I guess it’s safe to say that I was perhaps dreading watching this movie long before the DVD review copy arrived because for some reason it was one of the most played trailers featured in DVDs and Blu-Ray movies for the past few months. Which is not necessarily a bad thing for a studio wanting to hype their films, but when that trailer pretty much gives away everything to expect, it’s difficult to feel motivated to watch what is mostly just an extended version of that trailer with little to add.
Which is perhaps the biggest problem with a film like Kidnap. The studio has already revealed too much of what to expect, so you end up watching the movie with little mystery and tension. Movies like Kidnap are built on that fear of a loved one being taken and that dread and mystery of now trying to find the perpetrators and return the victims to their loved ones. You can either play these out as a big suspenseful mystery or go all guns blazing like Liam Neeson’s Taken. Kidnap sadly doesn’t go to any of these places despite its best efforts at trying to replicate them.
Much of this is through some strange directorial decisions by Luis Prieto who perhaps starts things off the wrong way by trying to set up too much exposition and character building at the start of the film, manning that it takes a good 15 minutes to really get going. This isn’t necessarily always a bad thing, but that exposition, which is trying to build an emotional connection between the mother and her kid is never really used and in the end, these scenes appear to exist for nothing else other than extending the running time of the movie. Considering the film is an already brief 80 minutes and you realise it’s actually a large part of the movie.
People inherently understand the bond a mother has with her children and so don’t need this set up for them. Indeed without this exposition, you feel the film would’ve started with more intensity and perhaps kept you invested in it for a longer period.

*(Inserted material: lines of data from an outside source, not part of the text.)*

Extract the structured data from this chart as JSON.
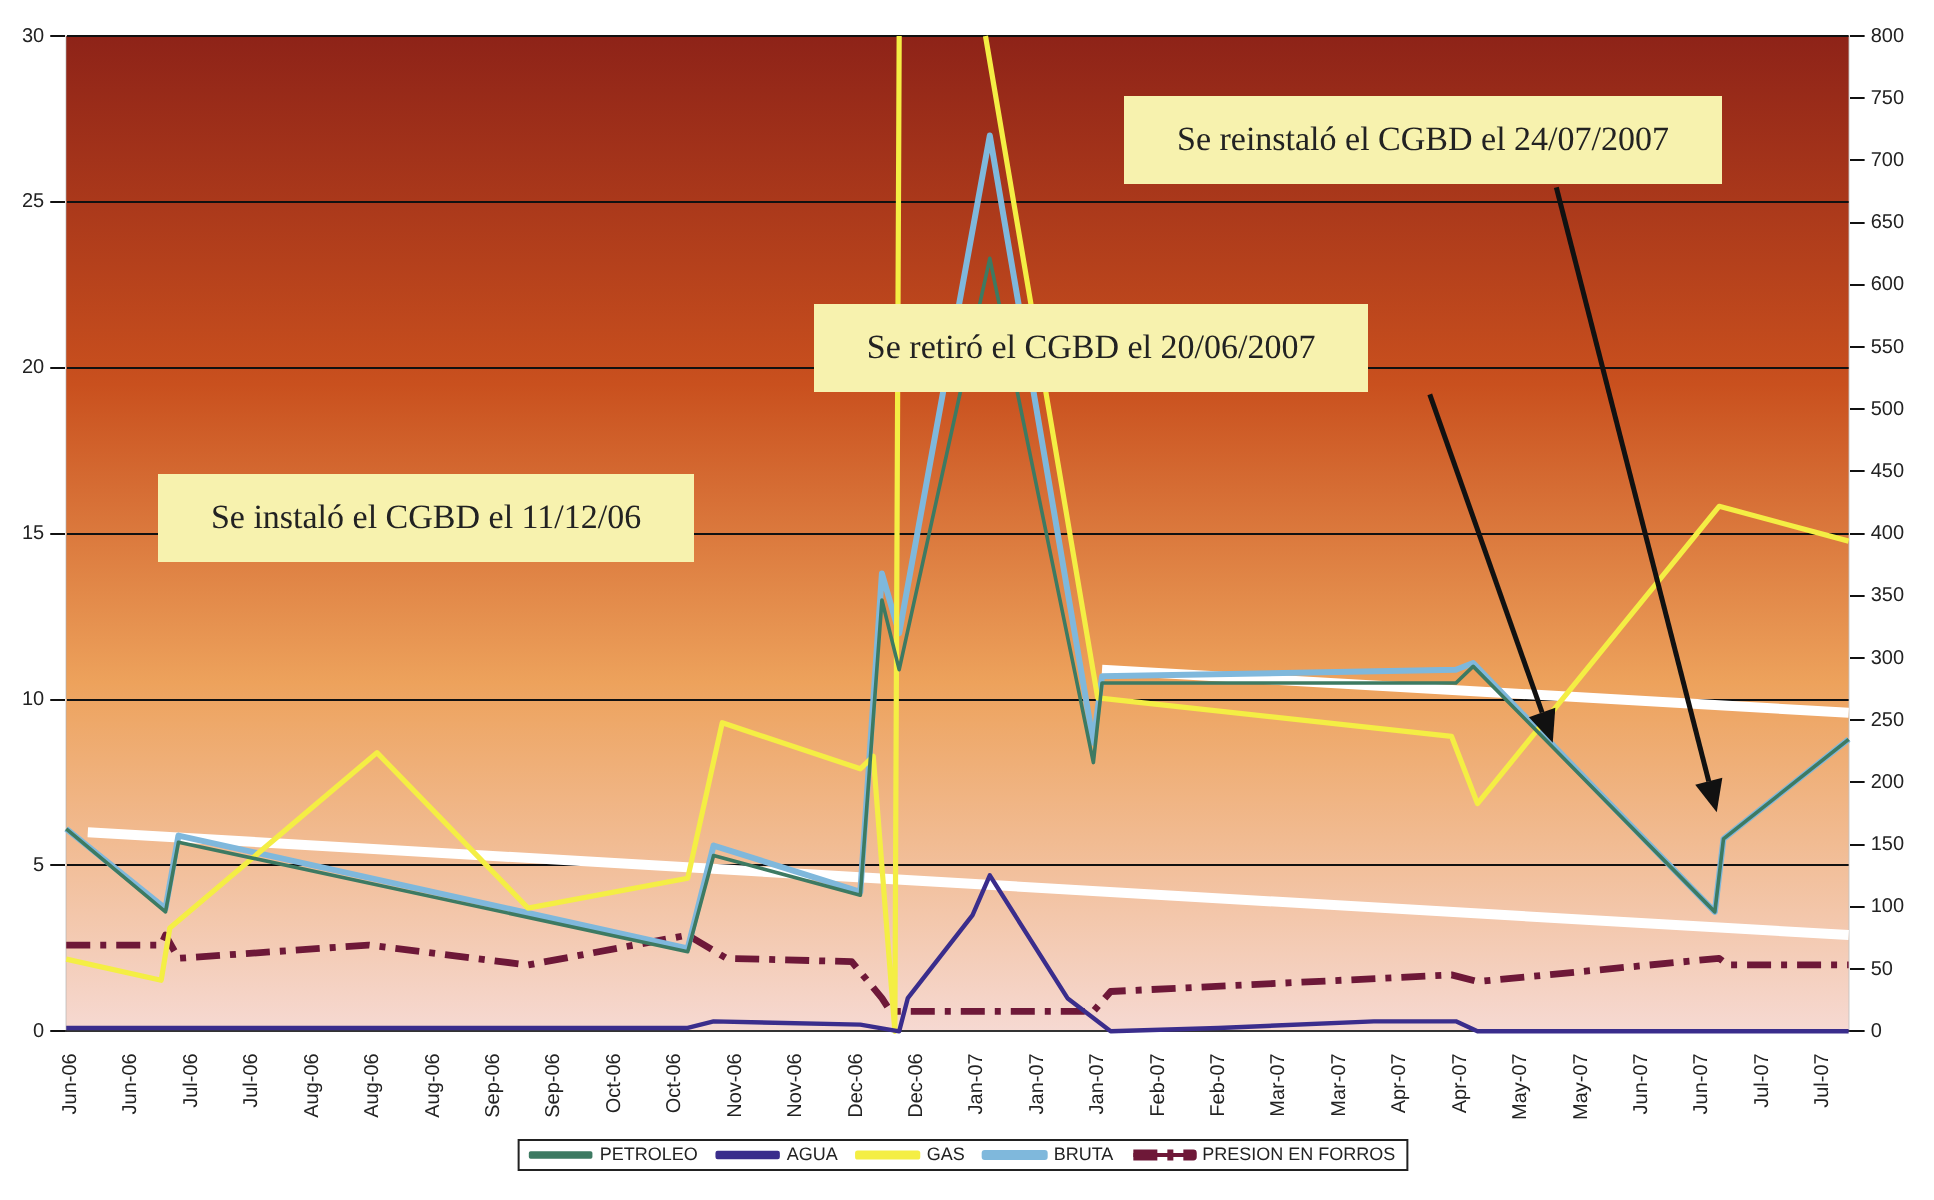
{
  "chart_data": {
    "type": "line",
    "xlim": [
      "2006-06-06",
      "2007-07-24"
    ],
    "xticks": [
      {
        "value": "2006-06-07",
        "label": "Jun-06"
      },
      {
        "value": "2006-06-21",
        "label": "Jun-06"
      },
      {
        "value": "2006-07-05",
        "label": "Jul-06"
      },
      {
        "value": "2006-07-19",
        "label": "Jul-06"
      },
      {
        "value": "2006-08-02",
        "label": "Aug-06"
      },
      {
        "value": "2006-08-16",
        "label": "Aug-06"
      },
      {
        "value": "2006-08-30",
        "label": "Aug-06"
      },
      {
        "value": "2006-09-13",
        "label": "Sep-06"
      },
      {
        "value": "2006-09-27",
        "label": "Sep-06"
      },
      {
        "value": "2006-10-11",
        "label": "Oct-06"
      },
      {
        "value": "2006-10-25",
        "label": "Oct-06"
      },
      {
        "value": "2006-11-08",
        "label": "Nov-06"
      },
      {
        "value": "2006-11-22",
        "label": "Nov-06"
      },
      {
        "value": "2006-12-06",
        "label": "Dec-06"
      },
      {
        "value": "2006-12-20",
        "label": "Dec-06"
      },
      {
        "value": "2007-01-03",
        "label": "Jan-07"
      },
      {
        "value": "2007-01-17",
        "label": "Jan-07"
      },
      {
        "value": "2007-01-31",
        "label": "Jan-07"
      },
      {
        "value": "2007-02-14",
        "label": "Feb-07"
      },
      {
        "value": "2007-02-28",
        "label": "Feb-07"
      },
      {
        "value": "2007-03-14",
        "label": "Mar-07"
      },
      {
        "value": "2007-03-28",
        "label": "Mar-07"
      },
      {
        "value": "2007-04-11",
        "label": "Apr-07"
      },
      {
        "value": "2007-04-25",
        "label": "Apr-07"
      },
      {
        "value": "2007-05-09",
        "label": "May-07"
      },
      {
        "value": "2007-05-23",
        "label": "May-07"
      },
      {
        "value": "2007-06-06",
        "label": "Jun-07"
      },
      {
        "value": "2007-06-20",
        "label": "Jun-07"
      },
      {
        "value": "2007-07-04",
        "label": "Jul-07"
      },
      {
        "value": "2007-07-18",
        "label": "Jul-07"
      }
    ],
    "ylim": [
      0,
      30
    ],
    "yticks": [
      0,
      5,
      10,
      15,
      20,
      25,
      30
    ],
    "y2lim": [
      0,
      800
    ],
    "y2ticks": [
      0,
      50,
      100,
      150,
      200,
      250,
      300,
      350,
      400,
      450,
      500,
      550,
      600,
      650,
      700,
      750,
      800
    ],
    "grid": "y",
    "legend": "bottom",
    "marker": "none",
    "annotations": [
      "Se instaló el CGBD el 11/12/06",
      "Se retiró el CGBD el 20/06/2007",
      "Se reinstaló el CGBD el 24/07/2007"
    ],
    "series": [
      {
        "name": "PETROLEO",
        "color": "#3d7a62",
        "x": [
          "2006-06-06",
          "2006-06-29",
          "2006-07-02",
          "2006-10-28",
          "2006-11-03",
          "2006-12-07",
          "2006-12-12",
          "2006-12-16",
          "2007-01-06",
          "2007-01-30",
          "2007-02-01",
          "2007-04-24",
          "2007-04-28",
          "2007-06-23",
          "2007-06-25",
          "2007-07-24"
        ],
        "values": [
          6.1,
          3.6,
          5.7,
          2.4,
          5.3,
          4.1,
          13.0,
          10.9,
          23.3,
          8.1,
          10.5,
          10.5,
          11.0,
          3.6,
          5.8,
          8.8
        ]
      },
      {
        "name": "AGUA",
        "color": "#3a2d8c",
        "x": [
          "2006-06-06",
          "2006-10-28",
          "2006-11-03",
          "2006-12-07",
          "2006-12-16",
          "2006-12-18",
          "2007-01-02",
          "2007-01-06",
          "2007-01-24",
          "2007-02-03",
          "2007-02-28",
          "2007-04-05",
          "2007-04-24",
          "2007-04-29",
          "2007-07-24"
        ],
        "values": [
          0.1,
          0.1,
          0.3,
          0.2,
          0,
          1.0,
          3.5,
          4.7,
          1.0,
          0,
          0.1,
          0.3,
          0.3,
          0,
          0
        ]
      },
      {
        "name": "GAS",
        "color": "#f4ee44",
        "axis": "y2",
        "x": [
          "2006-06-06",
          "2006-06-28",
          "2006-06-30",
          "2006-08-17",
          "2006-09-21",
          "2006-10-28",
          "2006-11-05",
          "2006-12-07",
          "2006-12-10",
          "2006-12-15",
          "2006-12-16",
          "2006-12-26",
          "2007-01-05",
          "2007-01-31",
          "2007-04-23",
          "2007-04-29",
          "2007-06-24",
          "2007-07-24"
        ],
        "values": [
          58,
          41,
          83,
          224,
          99,
          123,
          248,
          211,
          221,
          0,
          800,
          null,
          800,
          268,
          237,
          183,
          422,
          394
        ]
      },
      {
        "name": "BRUTA",
        "color": "#7fb8dc",
        "x": [
          "2006-06-06",
          "2006-06-29",
          "2006-07-02",
          "2006-10-28",
          "2006-11-03",
          "2006-12-07",
          "2006-12-12",
          "2006-12-16",
          "2007-01-06",
          "2007-01-30",
          "2007-02-01",
          "2007-04-24",
          "2007-04-28",
          "2007-06-23",
          "2007-06-25",
          "2007-07-24"
        ],
        "values": [
          6.1,
          3.7,
          5.9,
          2.5,
          5.6,
          4.2,
          13.8,
          12.0,
          27.0,
          8.7,
          10.7,
          10.9,
          11.1,
          3.6,
          5.8,
          8.8
        ]
      },
      {
        "name": "PRESION EN FORROS",
        "color": "#6e1838",
        "line_style": "dashed",
        "x": [
          "2006-06-06",
          "2006-06-28",
          "2006-06-29",
          "2006-07-02",
          "2006-08-15",
          "2006-09-21",
          "2006-10-28",
          "2006-11-06",
          "2006-12-05",
          "2006-12-12",
          "2006-12-14",
          "2007-01-30",
          "2007-02-03",
          "2007-04-23",
          "2007-04-29",
          "2007-06-24",
          "2007-06-26",
          "2007-07-24"
        ],
        "values": [
          2.6,
          2.6,
          2.9,
          2.2,
          2.6,
          2.0,
          2.9,
          2.2,
          2.1,
          1.0,
          0.6,
          0.6,
          1.2,
          1.7,
          1.5,
          2.2,
          2.0,
          2.0
        ]
      },
      {
        "type": "line",
        "color": "#ffffff",
        "x": [
          "2006-06-11",
          "2007-07-24"
        ],
        "values": [
          6.0,
          2.9
        ]
      },
      {
        "type": "line",
        "color": "#ffffff",
        "x": [
          "2007-02-01",
          "2007-07-24"
        ],
        "values": [
          10.9,
          9.6
        ]
      }
    ]
  }
}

And that’s not to say that there isn’t intensity when Halle Berry’s character Karla Dyson realises her son (Sage Correa) has gone missing and the desperation she feels in wanting to chase down the perpetrator when she spots them. The issue is that this intensity is sandwiched by that lull before and then a stale car chase afterwards. To their credit, Prieto does direct some of those car chase sequences well, especially by keeping the camera focused on Berry with the chaos in the background to ensure the characters emotion is the centre of your attention. That emotion is just too short lived.
Further robbing the movie of some impact is that much of the plot drivers introduced by writer Knate Lee to keep the movie ticking along are essentially poor decisions by either Dyson or the perpetrators themselves. It’s a minor gripe, and I guess we need to expect that in the heat of the moment, people do make stupid decisions, even if it feels evident at times to the viewer.
Halle Berry does an adequate job in her role of the desperate mother here, and it’s hard to fault her performance in any way. The film could’ve perhaps done with a stronger antagonist or another main cast member though because she struggles to hold her screen time on her own and it’s something which the script seems to acknowledge as Berry ends up trying to explain some of her actions to herself before she does them. It makes sense in the context of the film but does look a little silly. The movie is already entirely predictable; it doesn’t need to be explained further.
Kidnap would’ve probably worked better as an episode of a TV show rather than a full-length feature on its own. It’s a little too drawn out and if it could’ve been tighter and a little quicker could’ve worked in hitting home its message further. Unfortunately what we are left with serves more like an advertisement for the strengths of a Chrysler mini-van that is virtually indestructible here than it is a gripping story. The biggest crime committed in this movie is the stealing of your time.